Contra a ‘tirania’ dos homens

Bem diferente foi o caso de Olympe de Gouges, que pode ser considerada uma feminista avant la lettre. Filha nominal de um açougueiro de Languedoc, mas, segundo dizia, descendente ilegítima de um marquês, Olympe era politicamente próxima dos girondinos.

Idealista e generosa, insurgia-se contra as injustiças e defendia os oprimidos, mas se horrorizou com os massacres perpetrados, em nome da Revolução, nas prisões de Paris, em setembro de 1792.

Nessa ocasião, aterrorizadas com o avanço de tropas estrangeiras rumo à capital francesa e com os boatos de que os aristocratas presos planejavam um revide, massas enfurecidas invadiram os presídios e trucidaram os prisioneiros, muitos deles delinquentes comuns, sem qualquer conexão com o complô aristocrático. 

“O sangue dos inocentes, especialmente quando derramado com crueldade e abundância, mancha indelevelmente as revoluções”, disse Olympe, segundo citação no livro de Morin.

Autodidata, Olympe notabilizou-se como dramaturga e panfletária. “Ela denunciou a ‘tirania que o homens exercem sobre as mulheres’ e defendeu uma reforma do casamento, que deveria durar apenas enquanto subsistissem as inclinações mútuas”, destacou Morin.

“Ao mesmo tempo, condenou a escravidão nas colônias, reclamou oficinas de trabalho para operários desempregados, asilos para os órfãos e ajuda social para os miseráveis. E propôs o casamento do padres, em nome dos bons costumes”, disse Morin.
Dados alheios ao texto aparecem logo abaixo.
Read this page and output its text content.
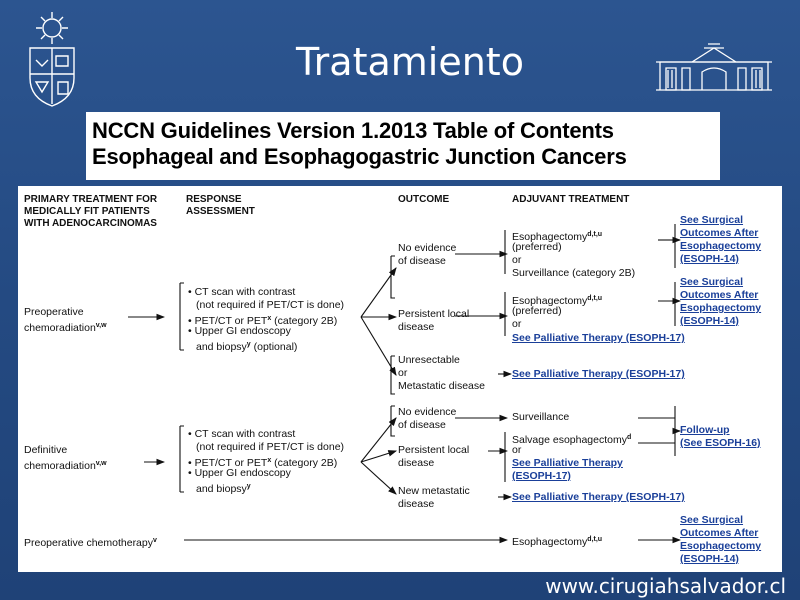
Tratamiento
NCCN Guidelines Version 1.2013 Table of Contents
Esophageal and Esophagogastric Junction Cancers
PRIMARY TREATMENT FOR
MEDICALLY FIT PATIENTS
WITH ADENOCARCINOMAS
RESPONSE
ASSESSMENT
OUTCOME	ADJUVANT TREATMENT
Preoperative
chemoradiation$^{v,w}$
Definitive
chemoradiation$^{v,w}$
Preoperative chemotherapy$^v$
• CT scan with contrast
(not required if PET/CT is done)
• PET/CT or PET$^x$ (category 2B)
• Upper GI endoscopy
and biopsy$^y$ (optional)
• CT scan with contrast
(not required if PET/CT is done)
• PET/CT or PET$^x$ (category 2B)
• Upper GI endoscopy
and biopsy$^y$
No evidence
of disease
Persistent local
disease
Unresectable
or
Metastatic disease
No evidence
of disease
Persistent local
disease
New metastatic
disease
Esophagectomy$^{d,t,u}$
(preferred)
or
Surveillance (category 2B)
Esophagectomy$^{d,t,u}$
(preferred)
or
See Palliative Therapy (ESOPH-17)
See Palliative Therapy (ESOPH-17)
Surveillance
Salvage esophagectomy$^d$
or
See Palliative Therapy
(ESOPH-17)
See Palliative Therapy (ESOPH-17)
Esophagectomy$^{d,t,u}$
See Surgical
Outcomes After
Esophagectomy
(ESOPH-14)
See Surgical
Outcomes After
Esophagectomy
(ESOPH-14)
Follow-up
(See ESOPH-16)
See Surgical
Outcomes After
Esophagectomy
(ESOPH-14)
www.cirugiahsalvador.cl
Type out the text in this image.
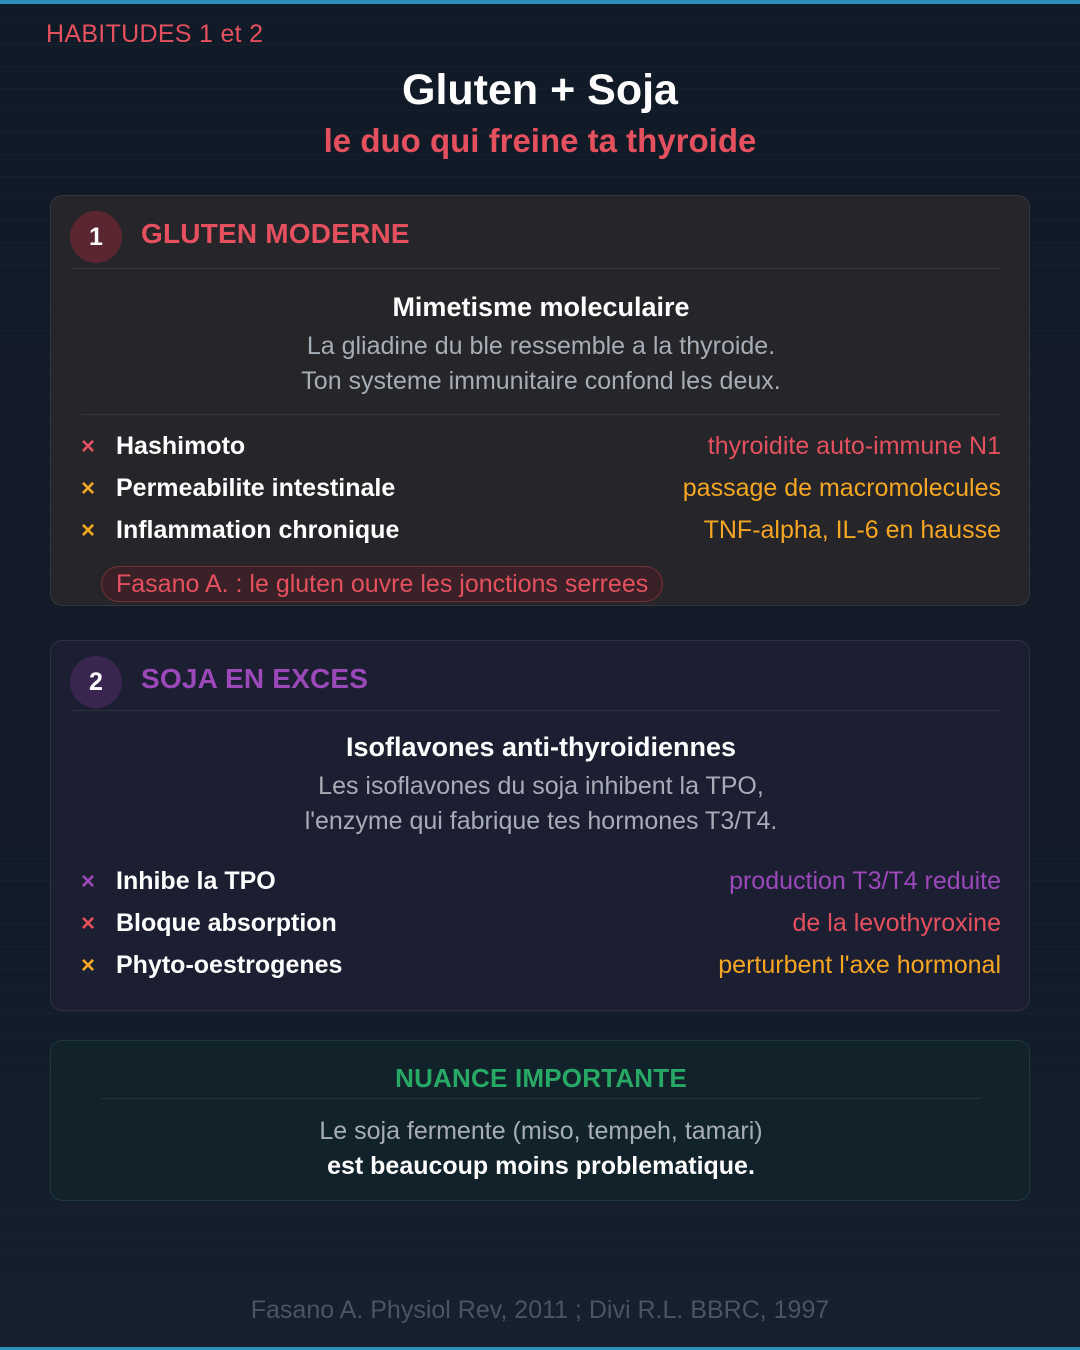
HABITUDES 1 et 2
Gluten + Soja
le duo qui freine ta thyroide
1	GLUTEN MODERNE
Mimetisme moleculaire
La gliadine du ble ressemble a la thyroide.
Ton systeme immunitaire confond les deux.
× Hashimoto	thyroidite auto-immune N1
× Permeabilite intestinale	passage de macromolecules
× Inflammation chronique	TNF-alpha, IL-6 en hausse
Fasano A. : le gluten ouvre les jonctions serrees
2	SOJA EN EXCES
Isoflavones anti-thyroidiennes
Les isoflavones du soja inhibent la TPO,
l'enzyme qui fabrique tes hormones T3/T4.
× Inhibe la TPO	production T3/T4 reduite
× Bloque absorption	de la levothyroxine
× Phyto-oestrogenes	perturbent l'axe hormonal
NUANCE IMPORTANTE
Le soja fermente (miso, tempeh, tamari)
est beaucoup moins problematique.
Fasano A. Physiol Rev, 2011 ; Divi R.L. BBRC, 1997
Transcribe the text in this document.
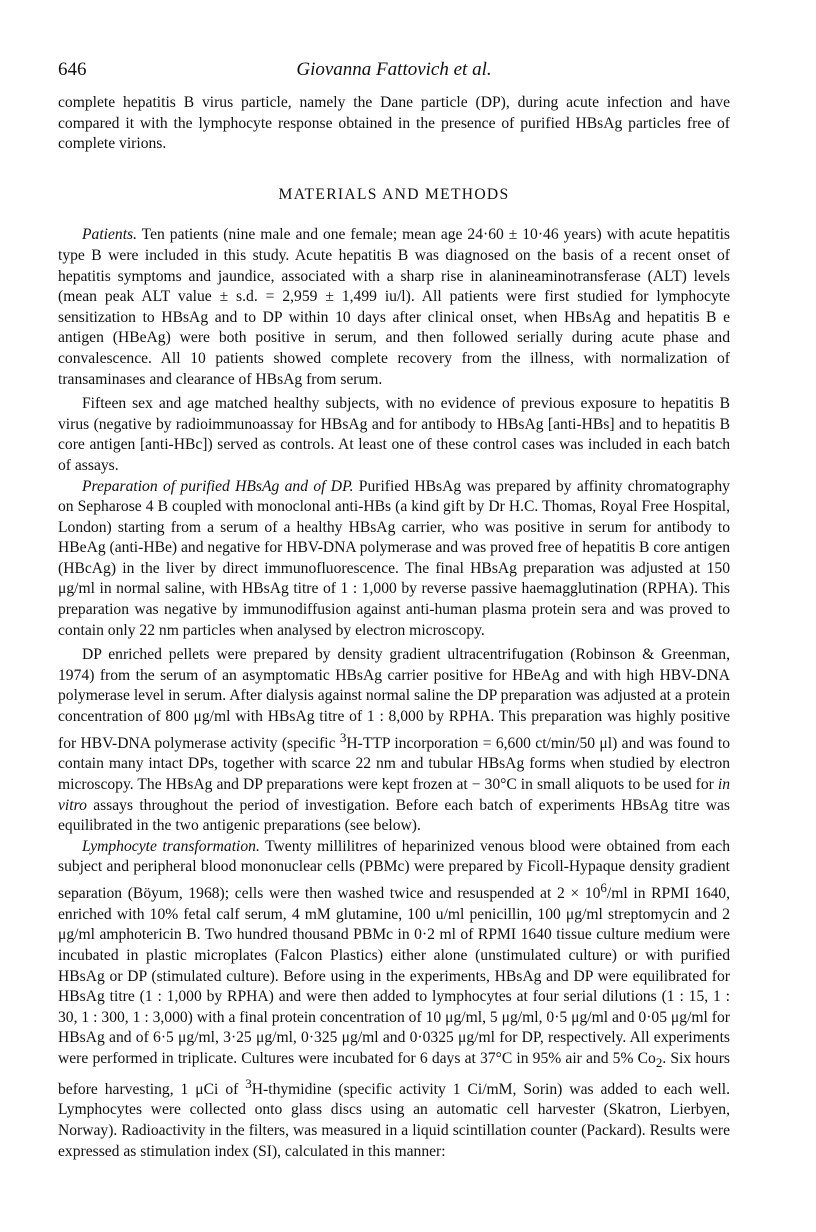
646	Giovanna Fattovich et al.

complete hepatitis B virus particle, namely the Dane particle (DP), during acute infection and have compared it with the lymphocyte response obtained in the presence of purified HBsAg particles free of complete virions.

MATERIALS AND METHODS

Patients. Ten patients (nine male and one female; mean age 24·60 ± 10·46 years) with acute hepatitis type B were included in this study. Acute hepatitis B was diagnosed on the basis of a recent onset of hepatitis symptoms and jaundice, associated with a sharp rise in alanineaminotransferase (ALT) levels (mean peak ALT value ± s.d. = 2,959 ± 1,499 iu/l). All patients were first studied for lymphocyte sensitization to HBsAg and to DP within 10 days after clinical onset, when HBsAg and hepatitis B e antigen (HBeAg) were both positive in serum, and then followed serially during acute phase and convalescence. All 10 patients showed complete recovery from the illness, with normalization of transaminases and clearance of HBsAg from serum.

Fifteen sex and age matched healthy subjects, with no evidence of previous exposure to hepatitis B virus (negative by radioimmunoassay for HBsAg and for antibody to HBsAg [anti-HBs] and to hepatitis B core antigen [anti-HBc]) served as controls. At least one of these control cases was included in each batch of assays.

Preparation of purified HBsAg and of DP. Purified HBsAg was prepared by affinity chromatography on Sepharose 4 B coupled with monoclonal anti-HBs (a kind gift by Dr H.C. Thomas, Royal Free Hospital, London) starting from a serum of a healthy HBsAg carrier, who was positive in serum for antibody to HBeAg (anti-HBe) and negative for HBV-DNA polymerase and was proved free of hepatitis B core antigen (HBcAg) in the liver by direct immunofluorescence. The final HBsAg preparation was adjusted at 150 μg/ml in normal saline, with HBsAg titre of 1 : 1,000 by reverse passive haemagglutination (RPHA). This preparation was negative by immunodiffusion against anti-human plasma protein sera and was proved to contain only 22 nm particles when analysed by electron microscopy.

DP enriched pellets were prepared by density gradient ultracentrifugation (Robinson & Greenman, 1974) from the serum of an asymptomatic HBsAg carrier positive for HBeAg and with high HBV-DNA polymerase level in serum. After dialysis against normal saline the DP preparation was adjusted at a protein concentration of 800 μg/ml with HBsAg titre of 1 : 8,000 by RPHA. This preparation was highly positive for HBV-DNA polymerase activity (specific $^3$H-TTP incorporation = 6,600 ct/min/50 μl) and was found to contain many intact DPs, together with scarce 22 nm and tubular HBsAg forms when studied by electron microscopy. The HBsAg and DP preparations were kept frozen at − 30°C in small aliquots to be used for in vitro assays throughout the period of investigation. Before each batch of experiments HBsAg titre was equilibrated in the two antigenic preparations (see below).

Lymphocyte transformation. Twenty millilitres of heparinized venous blood were obtained from each subject and peripheral blood mononuclear cells (PBMc) were prepared by Ficoll-Hypaque density gradient separation (Böyum, 1968); cells were then washed twice and resuspended at $2 \times 10^6/ml$ in RPMI 1640, enriched with 10% fetal calf serum, 4 mM glutamine, 100 u/ml penicillin, 100 μg/ml streptomycin and 2 μg/ml amphotericin B. Two hundred thousand PBMc in 0·2 ml of RPMI 1640 tissue culture medium were incubated in plastic microplates (Falcon Plastics) either alone (unstimulated culture) or with purified HBsAg or DP (stimulated culture). Before using in the experiments, HBsAg and DP were equilibrated for HBsAg titre (1 : 1,000 by RPHA) and were then added to lymphocytes at four serial dilutions (1 : 15, 1 : 30, 1 : 300, 1 : 3,000) with a final protein concentration of 10 μg/ml, 5 μg/ml, 0·5 μg/ml and 0·05 μg/ml for HBsAg and of 6·5 μg/ml, 3·25 μg/ml, 0·325 μg/ml and 0·0325 μg/ml for DP, respectively. All experiments were performed in triplicate. Cultures were incubated for 6 days at 37°C in 95% air and 5% $Co_2$. Six hours before harvesting, 1 μCi of $^3$H-thymidine (specific activity 1 Ci/mM, Sorin) was added to each well. Lymphocytes were collected onto glass discs using an automatic cell harvester (Skatron, Lierbyen, Norway). Radioactivity in the filters, was measured in a liquid scintillation counter (Packard). Results were expressed as stimulation index (SI), calculated in this manner:
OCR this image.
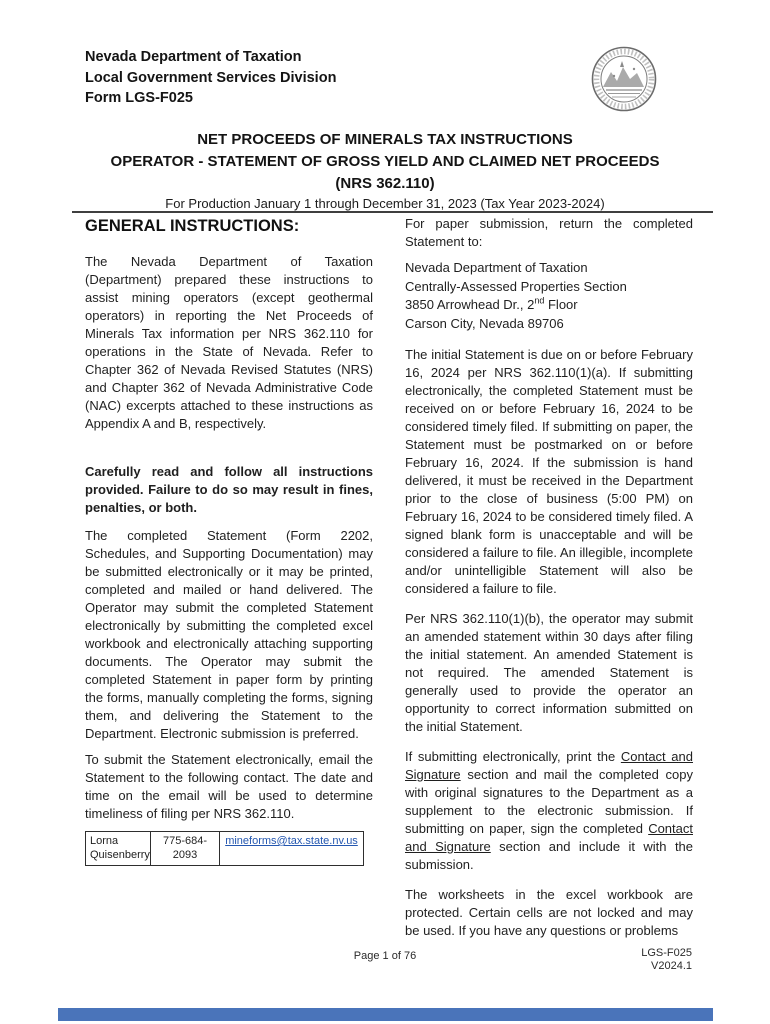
Nevada Department of Taxation
Local Government Services Division
Form LGS-F025
NET PROCEEDS OF MINERALS TAX INSTRUCTIONS
OPERATOR - STATEMENT OF GROSS YIELD AND CLAIMED NET PROCEEDS
(NRS 362.110)
For Production January 1 through December 31, 2023 (Tax Year 2023-2024)
GENERAL INSTRUCTIONS:

The Nevada Department of Taxation (Department) prepared these instructions to assist mining operators (except geothermal operators) in reporting the Net Proceeds of Minerals Tax information per NRS 362.110 for operations in the State of Nevada. Refer to Chapter 362 of Nevada Revised Statutes (NRS) and Chapter 362 of Nevada Administrative Code (NAC) excerpts attached to these instructions as Appendix A and B, respectively.

Carefully read and follow all instructions provided. Failure to do so may result in fines, penalties, or both.

The completed Statement (Form 2202, Schedules, and Supporting Documentation) may be submitted electronically or it may be printed, completed and mailed or hand delivered. The Operator may submit the completed Statement electronically by submitting the completed excel workbook and electronically attaching supporting documents. The Operator may submit the completed Statement in paper form by printing the forms, manually completing the forms, signing them, and delivering the Statement to the Department. Electronic submission is preferred.

To submit the Statement electronically, email the Statement to the following contact. The date and time on the email will be used to determine timeliness of filing per NRS 362.110.

Lorna Quisenberry	775-684-2093	mineforms@tax.state.nv.us

For paper submission, return the completed Statement to:

Nevada Department of Taxation
Centrally-Assessed Properties Section
3850 Arrowhead Dr., 2nd Floor
Carson City, Nevada 89706

The initial Statement is due on or before February 16, 2024 per NRS 362.110(1)(a). If submitting electronically, the completed Statement must be received on or before February 16, 2024 to be considered timely filed. If submitting on paper, the Statement must be postmarked on or before February 16, 2024. If the submission is hand delivered, it must be received in the Department prior to the close of business (5:00 PM) on February 16, 2024 to be considered timely filed. A signed blank form is unacceptable and will be considered a failure to file. An illegible, incomplete and/or unintelligible Statement will also be considered a failure to file.

Per NRS 362.110(1)(b), the operator may submit an amended statement within 30 days after filing the initial statement. An amended Statement is not required. The amended Statement is generally used to provide the operator an opportunity to correct information submitted on the initial Statement.

If submitting electronically, print the Contact and Signature section and mail the completed copy with original signatures to the Department as a supplement to the electronic submission. If submitting on paper, sign the completed Contact and Signature section and include it with the submission.

The worksheets in the excel workbook are protected. Certain cells are not locked and may be used. If you have any questions or problems

Page 1 of 76	LGS-F025
V2024.1
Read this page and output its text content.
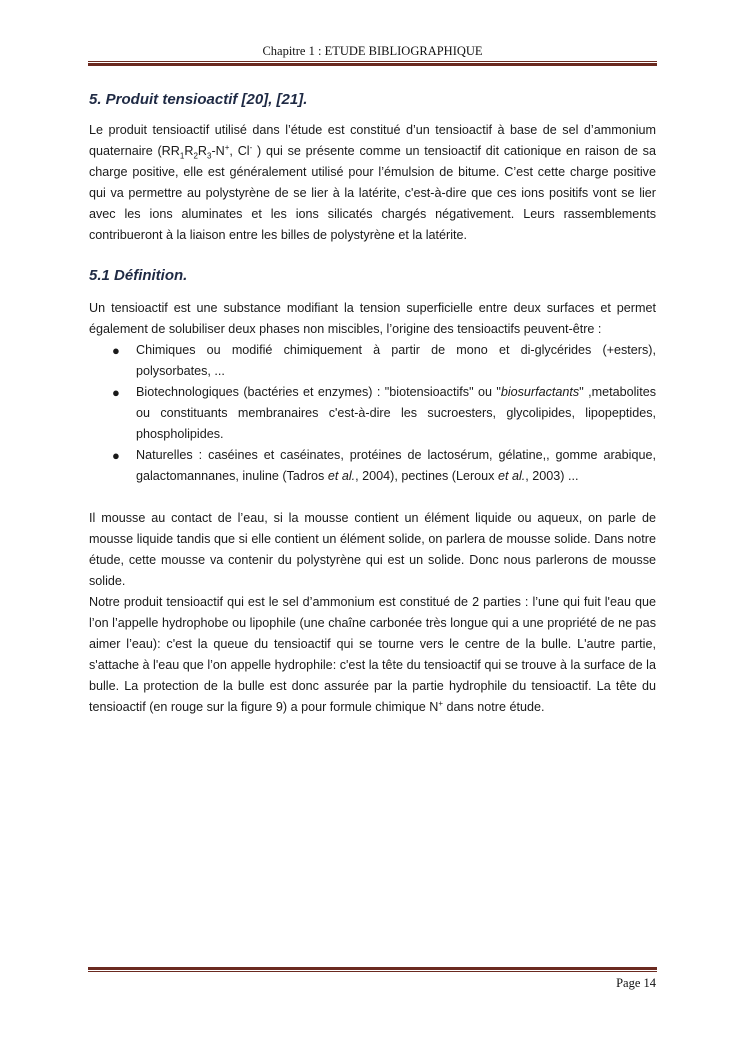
Chapitre 1 : ETUDE BIBLIOGRAPHIQUE
5. Produit tensioactif [20], [21].

Le produit tensioactif utilisé dans l’étude est constitué d’un tensioactif à base de sel d’ammonium quaternaire ($RR_1R_2R_3-N^+$, Cl- ) qui se présente comme un tensioactif dit cationique en raison de sa charge positive, elle est généralement utilisé pour l’émulsion de bitume. C’est cette charge positive qui va permettre au polystyrène de se lier à la latérite, c'est-à-dire que ces ions positifs vont se lier avec les ions aluminates et les ions silicatés chargés négativement. Leurs rassemblements contribueront à la liaison entre les billes de polystyrène et la latérite.

5.1 Définition.

Un tensioactif est une substance modifiant la tension superficielle entre deux surfaces et permet également de solubiliser deux phases non miscibles, l’origine des tensioactifs peuvent-être :

● Chimiques ou modifié chimiquement à partir de mono et di-glycérides (+esters), polysorbates, ...
● Biotechnologiques (bactéries et enzymes) : "biotensioactifs" ou "biosurfactants" ,metabolites ou constituants membranaires c'est-à-dire les sucroesters, glycolipides, lipopeptides, phospholipides.
● Naturelles : caséines et caséinates, protéines de lactosérum, gélatine,, gomme arabique, galactomannanes, inuline (Tadros et al., 2004), pectines (Leroux et al., 2003) ...

Il mousse au contact de l’eau, si la mousse contient un élément liquide ou aqueux, on parle de mousse liquide tandis que si elle contient un élément solide, on parlera de mousse solide. Dans notre étude, cette mousse va contenir du polystyrène qui est un solide. Donc nous parlerons de mousse solide.

Notre produit tensioactif qui est le sel d’ammonium est constitué de 2 parties : l’une qui fuit l'eau que l’on l’appelle hydrophobe ou lipophile (une chaîne carbonée très longue qui a une propriété de ne pas aimer l’eau): c'est la queue du tensioactif qui se tourne vers le centre de la bulle. L'autre partie, s'attache à l'eau que l’on appelle hydrophile: c'est la tête du tensioactif qui se trouve à la surface de la bulle. La protection de la bulle est donc assurée par la partie hydrophile du tensioactif. La tête du tensioactif (en rouge sur la figure 9) a pour formule chimique N+ dans notre étude.

Page 14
“Depois que a Assembleia Nacional promulgou a Declaração dos Direitos do Homem e do Cidadão, em agosto de 1789, não contemplando nela nenhuma das reivindicações especificamente femininas, Olympe publicou, no mês seguinte, sua Declaração dos Direitos da Mulher e da Cidadã, reivindicando a igualdade cívica entre os sexos”, disse.

Em outra faixa do espectro social e político, a Sociedade das Cidadãs Republicanas Revolucionárias foi fundada em maio de 1793, no auge da radicalização do processo revolucionário, após a invasão do território francês por tropas austríacas e prussianas; a proclamação da República e a execução do rei, acusado de traição depois de serem descobertos documentos que explicitavam suas negociações secretas com as potências inimigas; e o levante camponês instigado pela clero contrarrevolucionário e pelos aristocratas que buscavam retomar o poder.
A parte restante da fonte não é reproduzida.